Coherent Nonlinear Spectroscopy in the XUV Regime (CHOISE)
Developing novel spectroscopy and pulse shaping schemes in the XUV and attosecond regime
The recent development of coherent light sources in the extreme ultraviolet (XUV) and X-ray spectral domain unfolds exciting opportunities for both the spectroscopic study of quantum systems as well as for the control of their static and dynamic properties. In contrast to the light sources available in the visible and infrared domain, the XUV and X-ray regime provides access to extremely short light pulses down to the attosecond range and offers high photon energies. The latter enables addressing inner-shell electrons that serve as highly localized probes of the electron density in molecules or bulk systems. Hence, spectroscopy and control schemes with unprecedented time resolution and spatial selectivity could be developed. This sets the motivation for our research project which has the focus on the development of novel nonlinear spectroscopy and coherent control schemes in the XUV spectral domain.

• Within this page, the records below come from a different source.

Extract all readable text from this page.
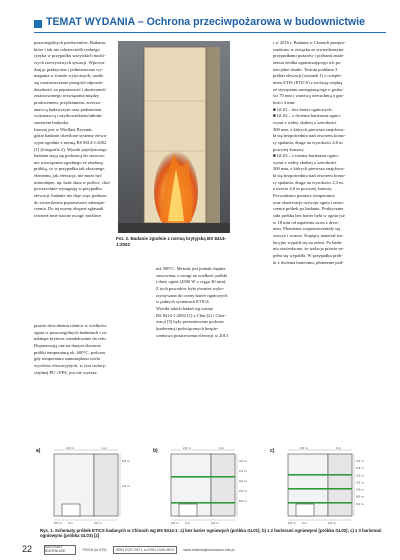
TEMAT WYDANIA – Ochrona przeciwpożarowa w budownictwie

poszczególnych producentów. Badania,

które i tak nie odwierciedli realnego

ryzyka w przypadku wszystkich możli-

wych rzeczywistych sytuacji. Wprowa-

dzając praktyczne i jednoznaczne wy-

magania w formie wytycznych, ustala

się rozmieszczenie przegród odpowie-

dzialności za poprawność i skuteczność

zastosowanego rozwiązania między

producentem, projektantem, zrzeczo-

znawcą badawczym oraz podmiotem,

wykonawcą i użytkownikiem/admini-

stratorem budynku.

Inaczej jest w Wielkiej Brytanii,

gdzie badanie określone systemy elewa-

cyjne zgodnie z normą BS 8414-1:2002

[1] (fotografia 2). Wyniki pojedynczego

badania stają się podstawą do stosowa-

nia rozwiązania zgodnego ze zbadaną

próbką, co w przypadku tak złożonego

elementu, jak elewacja, nie może być

miarodajne, np. brak okna w próbce, choć

powszechnie występują w przypadku

elewacji, badanie nie daje więc podstaw

do stwierdzenia poprawności zabezpie-

czenia. Do tej normy ekspert zgłaszali

również inne istotne uwagi: możliwe

prawie dowolnemu różnice w wielkości

ognia w poszczególnych badaniach i za-

mknięte kryteria, nieadekwatne do celu.

Dopuszczają one na dużym obszarze

próbki temperaturę ok. 600°C, podczas

gdy temperatura samozapłonu wielu

wyrobów elewacyjnych, w tym izolacji

cieplnej PU i EPS, jest nie wyższa

niż 500°C. Metoda jest jednak chętnie

stosowana, z uwagi na wielkość próbki

i duży ogień (4500 W o ciągu 30 min).

Z tych powodów była również wyko-

rzystywana do oceny barier ogniowych

w palnych systemach ETICS.

Wyniki takich badań wg normy

BS 8414-1:2002 [1] z Chin [2] i Chor-

wacji [5] były prezentowane podczas

konferencji poświęconych bezpie-

czeństwa pożarowemu elewacji w 2013

i w 2016 r. Badania w Chinach przepro-

wadzono w związku ze stwierdzonymi

przypadkami pożarów i próbami znale-

zienia środka ograniczającego ich po-

tencjalne skutki. Testom poddano 3

próbki elewacji (rysunek 1) z ocieple-

niem ETIS (ETICS) z izolacją cieplną

ze styropianu samogasnącego o grubo-

ści 70 mm i warstwą wierzchnią o gru-

bości 4 mm:

■ GL01 – bez barier ogniowych;

■ GL02 – z dwiema barierami ognio-

wymi z wełny skalnej o szerokości

300 mm, z których pierwsza znajdowa-

ła się bezpośrednio nad otworem komo-

ry spalania, druga na wysokości 4,6 m

powyżej komory,

■ GL03 – z trzema barierami ognio-

wymi z wełny skalnej o szerokości

300 mm, z których pierwsza znajdowa-

ła się bezpośrednio nad otworem komo-

ry spalania, druga na wysokości 2,3 m,

a trzecia 4,6 m powyżej komory.

Prowadzono pomiary temperatury

oraz obserwacje rozwoju ognia i znisz-

czenia próbek po badaniu. Praktycznie

cała próbka bez barier była w ogniu już

w 18 min od zapalenia stosu z drew-

nem. Płomienie rozprzestrzeniały się

wzwyż i wszerz. Kapiący materiał izo-

lacyjny wypalił się na ziemi. Po bada-

niu stwierdzono, że izolacja prawie za-

pełni się wypaliła. W przypadku prób-

ki z dwiema barierami, płomienie pod-

Fot. 2. Badanie zgodnie z normą brytyjską BS 8414-1:2002
a)	2,6 m	1 m
8,5 m
2,0 m
0,5 m 2 m	2,6 m
b)	2,6 m	1 m
4,6 m
0,3 m
0,3 m
2,0 m
8,5 m
0,5 m 2 m	2,6 m
c)	2,6 m	1 m
2,3 m
0,3 m
2,3 m
0,3 m
2,0 m
8,5 m
0,3 m
0,5 m 2 m	2,6 m
Rys. 1. Schematy próbek ETICS badanych w Chinach wg BS 8414-1: a) bez barier ogniowych (próbka GL01); b) z 2 barierami ogniowymi (próbka GL02); c) z 3 barierami ogniowymi (próbka GL03) [2]
22	MATERIAŁY BUDOWLANE	7/2018 (nr 575)	ISSN 0137-2971, e-ISSN 2449-951X	www.materialybudowlane.info.pl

On the one hand, we develop highly-stable and very sensitive Fourier transform spectroscopy for XUV light sources, both for free-electron lasers (FELs)[1-3] and for tabletop high harmonic generation (HHG)[4]. This serves as basic building-block for advanced nonlinear spectroscopy with high temporal and at the same time high spectral resolution. Our experiments focus on the study of coherent wave packet dynamics, attosecond metrology and two-dimensional spectroscopy of fundamental systems such as atoms, atomic clusters and small molecules. On the other hand, we explore means for pulse shaping and coherent control in the XUV spectral domain[4]. This is interesting from a fundamental perspective to study and control quantum dynamics under extreme conditions. But also in view of making spectroscopy schemes more efficient by suppressing ionization loss channels that are a general problem when working in the XUV and X-ray domain.
Figure 1: Tracking the electronic coherence of an inner-subshell-valence superposition with XUV wave packet interferomtery [1]. a) Excitation scheme in argon atoms. b) Observed attosecond electronic coherences. c) Measurements were performed at the Free Electron Laser facility FERMI in Trieste, Italy.